LTE  |  2014-05-23

5G will be the LAST WORD in mobe tech – literally

Source: The Register - Simon Rockman

Principal network architect says there'll never be a 6G, unless marketers get there first

Simon Rockman , editor at The Register writes: Andy Sutton, principal network architect for UK mobile network EE and a visiting professor at the University of Salford, says 5G will be built around small cells and a heterogeneous network.

According to the good prof, whose institution is working with EE on streaming 4K hi-def TV, there will be a level of meshing between small cells, which will become the workhorse for future mobile networks, with the macro level – the traditional cells that cover large areas – becoming the control plane.



This will lead to very high bandwidth and low latency, and will keep the subscriber on the most appropriate network in terms of cell size depending on the circumstances; for instance how fast the subscriber is moving.

Professor Sutton sees some scope for device-to-device mesh technology in 5G, particularly for emergency services which might want to operate in a disaster area and thus need to cope with the networks being overloaded or destroyed.

Emergency services currently use TETRA, which can mesh between devices, but that radio technology is coming to the end of its natural life. The emergency services are now looking to 4G where it’s hoped the Release 12 specification will include device-to-device options.

Generally EE has seen the need for bandwidth as being asymmetric, with subscribers using ten times as much download bandwidth as upload – although there are exceptions. The amount of video uploaded from (EE-sponsored) Glastonbury was huge and for some users, like broadcast TV companies, EE is working on custom solutions, some involving multiple SIMs.

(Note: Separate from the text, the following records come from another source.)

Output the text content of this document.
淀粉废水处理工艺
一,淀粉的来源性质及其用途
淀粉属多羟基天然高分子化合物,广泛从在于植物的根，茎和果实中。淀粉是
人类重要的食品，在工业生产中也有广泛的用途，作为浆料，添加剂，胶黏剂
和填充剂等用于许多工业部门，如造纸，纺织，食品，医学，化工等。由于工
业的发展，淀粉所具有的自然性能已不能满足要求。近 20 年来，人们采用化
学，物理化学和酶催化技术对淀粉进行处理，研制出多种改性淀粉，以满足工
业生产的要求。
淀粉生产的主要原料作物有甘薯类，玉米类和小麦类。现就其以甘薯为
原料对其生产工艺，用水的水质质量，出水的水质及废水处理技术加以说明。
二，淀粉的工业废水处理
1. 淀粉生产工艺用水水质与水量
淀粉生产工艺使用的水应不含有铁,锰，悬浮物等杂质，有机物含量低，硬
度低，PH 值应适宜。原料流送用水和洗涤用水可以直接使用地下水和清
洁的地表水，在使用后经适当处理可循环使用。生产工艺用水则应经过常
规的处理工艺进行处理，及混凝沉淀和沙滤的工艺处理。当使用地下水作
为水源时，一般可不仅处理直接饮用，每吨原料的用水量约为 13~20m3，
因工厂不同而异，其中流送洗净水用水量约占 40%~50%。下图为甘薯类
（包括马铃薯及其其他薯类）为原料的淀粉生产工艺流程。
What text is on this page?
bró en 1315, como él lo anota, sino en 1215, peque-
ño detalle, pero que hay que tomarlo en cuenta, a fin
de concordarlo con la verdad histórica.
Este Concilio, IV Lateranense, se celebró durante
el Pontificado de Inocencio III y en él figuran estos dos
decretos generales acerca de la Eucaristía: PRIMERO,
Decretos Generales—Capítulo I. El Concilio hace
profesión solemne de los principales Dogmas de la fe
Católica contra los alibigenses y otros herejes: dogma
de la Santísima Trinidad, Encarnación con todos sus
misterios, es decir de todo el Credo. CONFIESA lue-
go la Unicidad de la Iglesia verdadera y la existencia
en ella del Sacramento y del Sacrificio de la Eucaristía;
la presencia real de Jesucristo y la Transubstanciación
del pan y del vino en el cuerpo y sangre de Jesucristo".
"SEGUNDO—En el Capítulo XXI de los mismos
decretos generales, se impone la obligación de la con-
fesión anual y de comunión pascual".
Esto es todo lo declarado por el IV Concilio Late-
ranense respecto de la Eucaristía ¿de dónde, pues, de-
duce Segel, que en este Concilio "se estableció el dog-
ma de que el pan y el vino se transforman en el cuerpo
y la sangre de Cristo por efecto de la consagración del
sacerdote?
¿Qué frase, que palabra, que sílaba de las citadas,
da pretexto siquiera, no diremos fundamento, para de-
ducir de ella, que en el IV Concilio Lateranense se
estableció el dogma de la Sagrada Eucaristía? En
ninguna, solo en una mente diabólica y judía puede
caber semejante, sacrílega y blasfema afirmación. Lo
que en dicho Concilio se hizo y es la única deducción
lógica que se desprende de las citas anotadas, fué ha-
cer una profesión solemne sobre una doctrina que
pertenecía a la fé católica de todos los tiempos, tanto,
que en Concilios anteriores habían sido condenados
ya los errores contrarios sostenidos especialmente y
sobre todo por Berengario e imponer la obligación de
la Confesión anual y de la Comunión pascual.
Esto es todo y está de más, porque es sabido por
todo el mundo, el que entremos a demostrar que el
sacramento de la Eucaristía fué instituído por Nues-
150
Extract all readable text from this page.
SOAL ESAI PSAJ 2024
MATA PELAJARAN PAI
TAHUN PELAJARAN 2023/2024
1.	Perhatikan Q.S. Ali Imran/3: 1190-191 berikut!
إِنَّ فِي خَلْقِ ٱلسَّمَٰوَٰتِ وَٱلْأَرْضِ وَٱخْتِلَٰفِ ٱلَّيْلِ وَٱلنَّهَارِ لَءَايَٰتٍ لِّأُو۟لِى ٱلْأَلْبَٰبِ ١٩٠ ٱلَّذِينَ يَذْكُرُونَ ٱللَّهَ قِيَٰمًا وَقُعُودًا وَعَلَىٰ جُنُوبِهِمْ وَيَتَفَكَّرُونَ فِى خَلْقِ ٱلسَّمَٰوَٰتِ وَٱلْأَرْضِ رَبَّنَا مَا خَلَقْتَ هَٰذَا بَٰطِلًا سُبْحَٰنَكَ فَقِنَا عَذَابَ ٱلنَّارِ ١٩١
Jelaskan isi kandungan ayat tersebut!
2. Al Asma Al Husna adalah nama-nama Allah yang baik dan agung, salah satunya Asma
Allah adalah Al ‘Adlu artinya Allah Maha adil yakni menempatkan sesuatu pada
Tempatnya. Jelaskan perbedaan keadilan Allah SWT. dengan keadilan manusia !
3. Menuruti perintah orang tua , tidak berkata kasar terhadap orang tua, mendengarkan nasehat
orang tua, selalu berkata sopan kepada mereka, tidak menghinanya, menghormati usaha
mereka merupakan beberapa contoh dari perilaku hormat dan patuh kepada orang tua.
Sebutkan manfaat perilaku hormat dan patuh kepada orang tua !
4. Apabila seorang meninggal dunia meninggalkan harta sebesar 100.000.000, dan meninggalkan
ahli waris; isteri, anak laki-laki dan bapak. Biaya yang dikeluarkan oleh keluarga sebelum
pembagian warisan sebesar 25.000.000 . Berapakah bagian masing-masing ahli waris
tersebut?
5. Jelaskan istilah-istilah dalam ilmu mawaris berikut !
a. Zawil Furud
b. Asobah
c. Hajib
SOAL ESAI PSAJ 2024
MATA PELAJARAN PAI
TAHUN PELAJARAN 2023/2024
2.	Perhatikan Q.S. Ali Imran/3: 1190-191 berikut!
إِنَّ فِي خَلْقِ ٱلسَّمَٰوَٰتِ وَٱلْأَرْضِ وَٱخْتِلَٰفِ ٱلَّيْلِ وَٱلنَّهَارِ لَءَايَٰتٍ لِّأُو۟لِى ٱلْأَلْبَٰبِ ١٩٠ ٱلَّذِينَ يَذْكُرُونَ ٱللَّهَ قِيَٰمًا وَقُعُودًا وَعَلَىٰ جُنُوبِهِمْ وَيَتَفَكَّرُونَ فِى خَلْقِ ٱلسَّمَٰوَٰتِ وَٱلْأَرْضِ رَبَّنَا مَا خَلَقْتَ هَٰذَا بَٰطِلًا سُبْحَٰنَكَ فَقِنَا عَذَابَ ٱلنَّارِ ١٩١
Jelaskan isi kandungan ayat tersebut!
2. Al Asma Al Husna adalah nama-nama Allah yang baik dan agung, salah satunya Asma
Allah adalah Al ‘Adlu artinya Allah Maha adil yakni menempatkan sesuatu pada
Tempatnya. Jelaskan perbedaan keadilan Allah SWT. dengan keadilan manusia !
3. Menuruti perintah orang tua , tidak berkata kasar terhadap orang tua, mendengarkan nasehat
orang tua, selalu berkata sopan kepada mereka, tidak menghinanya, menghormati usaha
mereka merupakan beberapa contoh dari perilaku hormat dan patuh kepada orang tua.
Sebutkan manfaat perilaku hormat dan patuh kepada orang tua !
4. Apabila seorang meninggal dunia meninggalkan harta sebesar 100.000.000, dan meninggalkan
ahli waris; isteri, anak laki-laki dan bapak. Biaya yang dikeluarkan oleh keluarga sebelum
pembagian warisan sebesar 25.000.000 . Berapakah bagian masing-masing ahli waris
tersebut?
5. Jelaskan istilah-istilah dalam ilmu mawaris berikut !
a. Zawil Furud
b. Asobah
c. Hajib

Ed Ellis from EE’s strategy and forecasting division is expecting a wholesale shift from fixed to mobile data usage. In 2014 data consumption was twice that of 2012 and is predicted to double again in 2015. By 2018 he envisages data usage as twelve times that of 2012, and as Vodafone has recently said this is heavily driven by the adoption of 4G.

Professor Sutton sees a lot of the progress necessary for 5G as building on 4G, which moved to an IP world with better tools and techniques like carrier aggregation. He points out that EE has a particular advantage in this because it has the spectrum of both T-Mobile and Orange – less the bit Ofcom made them sell.

He sees small cells, typically with a coverage of 50m to 150m, as important in growing 4G coverage. These cells will be the size of a router with a separate box to link to the backhaul and will typically be installed in places like lampposts. With each cell supporting 16 to 32 users the backhaul requirement is significant – “hundreds of megabits per second” – and Professor Sutton expects to see devices which aggregate three carriers to give around 400Mb/s, so future small cells will need to support them.

This will involve a mix of running fibre – either by digging up the ground or through existing power ducts – and direct radio links. Again, Sutton points to EE’s spectrum advantage for doing this.

Most interestingly, Professor Sutton sees 5G as a fundamental platform. Once we are there future improvements can be built on that and there will be no need for the kind of wholesale changes we’ve seen before. Typically there has been a ten year gap between new cellular technologies. TACS was launched in 1985, GSM around 1995, 3G in 2005 and next year we should see real numbers in 4G.

Professor Sutton argues that there will be a natural shift to an ever-expanding 5G network by 2035, unless there is a marketing ploy in renaming whatever evolution of 5G we have by then as 6G.

Still, this is looking twenty years into the future for an industry that is only thirty years old. It may be too soon to say “never”.